Dans un dossier distinct, dans la province du Khorasan du Nord (nord-est), le procureur de Bojnord a annoncé l’arrestation de membres d’un réseau qualifié de « séditionniste » et présenté comme disposant de liens étrangers. Le procureur Javad Elali, cité par des médias iraniens, a déclaré que plusieurs individus avaient été identifiés et interpellés à l’issue d’opérations coordonnées menées par des services de sécurité, de police et de renseignement, avant d’être transmis au système judiciaire.

Toujours selon le procureur, les accusés agissaient de manière organisée et « en réseau » en provoquant des troubles et un climat d’insécurité dans différentes zones de Bojnord. Parmi les chefs d’accusation évoqués figurent : conspiration et rassemblement en vue d’atteindre à la sécurité nationale, atteinte à l’ordre public, propagande contre le système islamique, participation à des affrontements, destruction de biens publics et privés, ainsi que résistance aux forces de l’ordre. Il a précisé que les dossiers seraient examinés individuellement conformément aux procédures en vigueur, et que les personnes poursuivies pour des faits liés à la sécurité nationale et à des dommages matériels resteraient en détention pendant la procédure, selon ses propos.
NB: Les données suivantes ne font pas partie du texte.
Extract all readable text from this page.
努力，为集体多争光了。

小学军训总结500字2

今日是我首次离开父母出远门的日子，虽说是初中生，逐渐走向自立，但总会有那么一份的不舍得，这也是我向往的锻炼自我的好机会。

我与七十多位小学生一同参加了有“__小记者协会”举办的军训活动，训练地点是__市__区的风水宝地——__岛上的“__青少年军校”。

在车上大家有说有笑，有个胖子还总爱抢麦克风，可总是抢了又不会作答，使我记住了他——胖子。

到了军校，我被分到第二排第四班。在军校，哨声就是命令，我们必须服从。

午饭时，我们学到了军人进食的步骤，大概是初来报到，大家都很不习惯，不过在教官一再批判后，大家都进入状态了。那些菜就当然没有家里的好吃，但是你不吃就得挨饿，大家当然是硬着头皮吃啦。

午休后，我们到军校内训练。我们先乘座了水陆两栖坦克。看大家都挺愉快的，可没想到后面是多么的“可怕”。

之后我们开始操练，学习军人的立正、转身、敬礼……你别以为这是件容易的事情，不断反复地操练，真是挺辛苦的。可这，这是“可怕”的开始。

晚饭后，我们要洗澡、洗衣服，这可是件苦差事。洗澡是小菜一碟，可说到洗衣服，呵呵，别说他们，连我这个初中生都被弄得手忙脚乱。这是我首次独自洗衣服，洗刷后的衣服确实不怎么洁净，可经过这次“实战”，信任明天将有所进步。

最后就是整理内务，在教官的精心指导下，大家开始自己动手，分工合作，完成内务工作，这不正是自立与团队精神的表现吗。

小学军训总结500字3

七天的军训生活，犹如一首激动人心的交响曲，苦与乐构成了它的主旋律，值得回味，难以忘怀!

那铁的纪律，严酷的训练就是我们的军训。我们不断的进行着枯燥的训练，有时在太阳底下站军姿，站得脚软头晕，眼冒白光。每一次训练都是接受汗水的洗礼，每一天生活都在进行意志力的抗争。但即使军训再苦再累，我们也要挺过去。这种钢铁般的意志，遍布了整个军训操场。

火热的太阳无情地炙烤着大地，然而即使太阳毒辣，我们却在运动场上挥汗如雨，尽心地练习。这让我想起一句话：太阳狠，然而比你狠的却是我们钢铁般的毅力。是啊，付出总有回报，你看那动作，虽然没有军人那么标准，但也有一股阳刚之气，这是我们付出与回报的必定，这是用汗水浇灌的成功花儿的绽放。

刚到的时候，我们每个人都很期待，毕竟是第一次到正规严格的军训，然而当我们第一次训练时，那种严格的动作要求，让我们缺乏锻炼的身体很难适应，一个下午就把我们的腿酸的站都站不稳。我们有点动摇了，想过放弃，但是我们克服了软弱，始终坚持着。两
Par ailleurs, dans la province du Khouzestan (sud-ouest), le commandant de la police du comté de Behbahan, Mansour Seilavi, a annoncé l’arrestation de suspects en lien avec des incidents de tirs ayant suscité l’inquiétude dans la ville. Il a indiqué qu’à la suite de plusieurs épisodes armés, des unités de renseignement avaient ouvert une enquête spéciale et que, sur coordination judiciaire, la police avait localisé et arrêté les principaux suspects lors d’une opération dans leur cache. Deux personnes auraient été interpellées et une arme de chasse illégale ainsi que des munitions non autorisées auraient été saisies, selon la même source, qui affirme que les suspects ont été remis aux autorités judiciaires.

Dans le même contexte, le chef de la police iranienne, le général Ahmad Reza Radan, a déclaré à la télévision d’État que les forces de l’ordre « distinguent entre manifestants et fauteurs de troubles » et qu’elles agiraient fermement contre ceux qui chercheraient à provoquer le chaos ou à perturber la sécurité publique. Il a également indiqué qu’un nombre important de personnes avait été arrêté et que d’autres avaient été identifiées et étaient recherchées, selon des déclarations rapportées.

Selon ce récit médiatique, les protestations ont commencé le 28 décembre, lorsque des commerçants de Téhéran ont suspendu temporairement leurs activités pour dénoncer la chute de la monnaie nationale face au dollar. Des responsables iraniens affirment soutenir l’expression pacifique des revendications, tout en accusant des acteurs étrangers, notamment les États-Unis et le régime sioniste, de chercher à instrumentaliser la situation. Certaines allégations médiatiques relatives à des ingérences ou à des appels à l’agitation attribués à des services étrangers n’ont pas pu être vérifiées de manière indépendante.